Auf einmal stürzt eine Welt ein. Man hat sich so fest eingeredet, dass man die Prüfung schon bestehen wird, dass man selbst daran geglaubt hat. Und nun steht auf einmal schwarz auf weiß geschrieben, dass man das Examen nicht bestanden haben soll? Dass man versagt hat?
Der erste Schock ist fürchterlich und es ist ganz natürlich, dass einem eine solche Nachricht den Boden unter den Füßen wegzieht. Es ist nicht einfach zu verstehen, dass die gesamte Arbeit der letzten Jahre vergeblich sein soll. Und niemand ist wirklich da, um einem zu helfen und eine Lösung bietet.
Wenn man in dieser Situation ist, dann sollte man sich auf jeden Fall ein paar Tage Zeit nehmen und diese Nachricht verarbeiten. Denn je nach Lebenslage ist diese kurze Nachricht von Prüfungsamt lebensverändernd.
Wenn man den ersten Schreck überwunden hat, dann wird man sich allmählich fragen, wie es weitergehen soll und ob es überhaupt noch weitergehen kann. Und auch, wenn man es zu diesem Zeitpunkt nicht glauben kann und es alles andere als ein Trost ist: es wird weitergehen! Und es kann auch erfolgreich weitergehen, die Frage ist nur, wie man weitermachen sollte.

Der erste Schritt: das Verarbeiten

Als aller erstes sollte man Ruhe bewahren und erst einmal wissen, dass man nicht persönlich versagt, sondern dass man eine Prüfung nicht bestanden hat. Viele Eltern, Freunde, der Partner oder man selbst haben in den letzten Jahren so viel von einem erwartet, dass man ganz vergessen hat, die Objektivität zu wahren und sich selbst einzuschätzen. Das Jurastudium ist nicht leicht und vor allem nicht die erste Staatsprüfung. Es ist ärgerlich, dass in Jura die Abschlussprüfung so losgelöst dasteht und die Frage ob man Abiturient oder Diplomjurist ist, eigentlich nur von einer Prüfung abhängt. Aber das ist nun mal Gott gegeben und als Prüfungskandidat kann man diesen Umstand nicht ändern. Aber ganz gleich, was man von sich selbst oder andere von einem erwartet haben, im Ergebnis ist man diesen Ansprüchen nicht gerecht geworden.
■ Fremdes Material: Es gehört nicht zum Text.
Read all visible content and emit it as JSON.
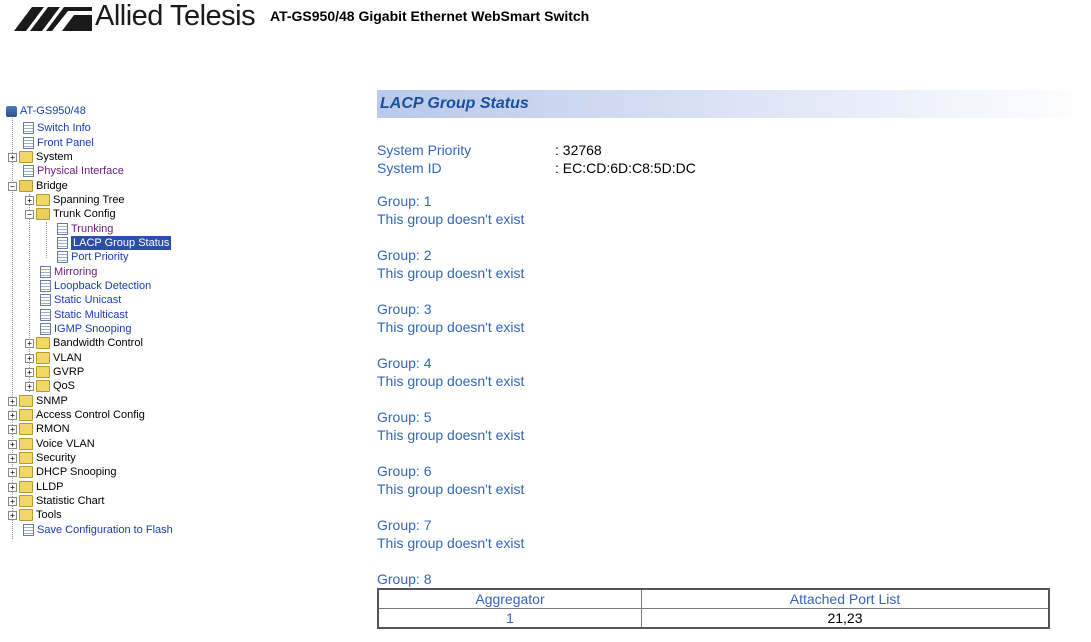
{
  "header": {
    "brand": "Allied Telesis",
    "product_title": "AT-GS950/48 Gigabit Ethernet WebSmart Switch"
  },
  "tree": {
    "root": "AT-GS950/48",
    "items": [
      {
        "label": "Switch Info"
      },
      {
        "label": "Front Panel"
      },
      {
        "label": "System"
      },
      {
        "label": "Physical Interface"
      },
      {
        "label": "Bridge"
      },
      {
        "label": "Spanning Tree"
      },
      {
        "label": "Trunk Config"
      },
      {
        "label": "Trunking"
      },
      {
        "label": "LACP Group Status"
      },
      {
        "label": "Port Priority"
      },
      {
        "label": "Mirroring"
      },
      {
        "label": "Loopback Detection"
      },
      {
        "label": "Static Unicast"
      },
      {
        "label": "Static Multicast"
      },
      {
        "label": "IGMP Snooping"
      },
      {
        "label": "Bandwidth Control"
      },
      {
        "label": "VLAN"
      },
      {
        "label": "GVRP"
      },
      {
        "label": "QoS"
      },
      {
        "label": "SNMP"
      },
      {
        "label": "Access Control Config"
      },
      {
        "label": "RMON"
      },
      {
        "label": "Voice VLAN"
      },
      {
        "label": "Security"
      },
      {
        "label": "DHCP Snooping"
      },
      {
        "label": "LLDP"
      },
      {
        "label": "Statistic Chart"
      },
      {
        "label": "Tools"
      },
      {
        "label": "Save Configuration to Flash"
      }
    ]
  },
  "main": {
    "title": "LACP Group Status",
    "system_priority_label": "System Priority",
    "system_priority_value": ": 32768",
    "system_id_label": "System ID",
    "system_id_value": ": EC:CD:6D:C8:5D:DC",
    "groups": [
      {
        "label": "Group: 1",
        "status": "This group doesn't exist"
      },
      {
        "label": "Group: 2",
        "status": "This group doesn't exist"
      },
      {
        "label": "Group: 3",
        "status": "This group doesn't exist"
      },
      {
        "label": "Group: 4",
        "status": "This group doesn't exist"
      },
      {
        "label": "Group: 5",
        "status": "This group doesn't exist"
      },
      {
        "label": "Group: 6",
        "status": "This group doesn't exist"
      },
      {
        "label": "Group: 7",
        "status": "This group doesn't exist"
      },
      {
        "label": "Group: 8",
        "status": ""
      }
    ],
    "table": {
      "headers": [
        "Aggregator",
        "Attached Port List"
      ],
      "rows": [
        [
          "1",
          "21,23"
        ]
      ]
    }
  }
}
Das bedeutet aber nicht, dass man dumm ist, zu nichts taugt oder gar zu faul ist. Auch, wenn man die juristische Staatsprüfung nicht bestanden haben sollte, kann man trotzdem ein wundervoller Mensch sein, ehrgeizig, fleißig und vor allem auch intelligent.
Wenn man sich diesen Fakt – so banal er auch klingen mag – klar gemacht hat, dann kann man weitermachen!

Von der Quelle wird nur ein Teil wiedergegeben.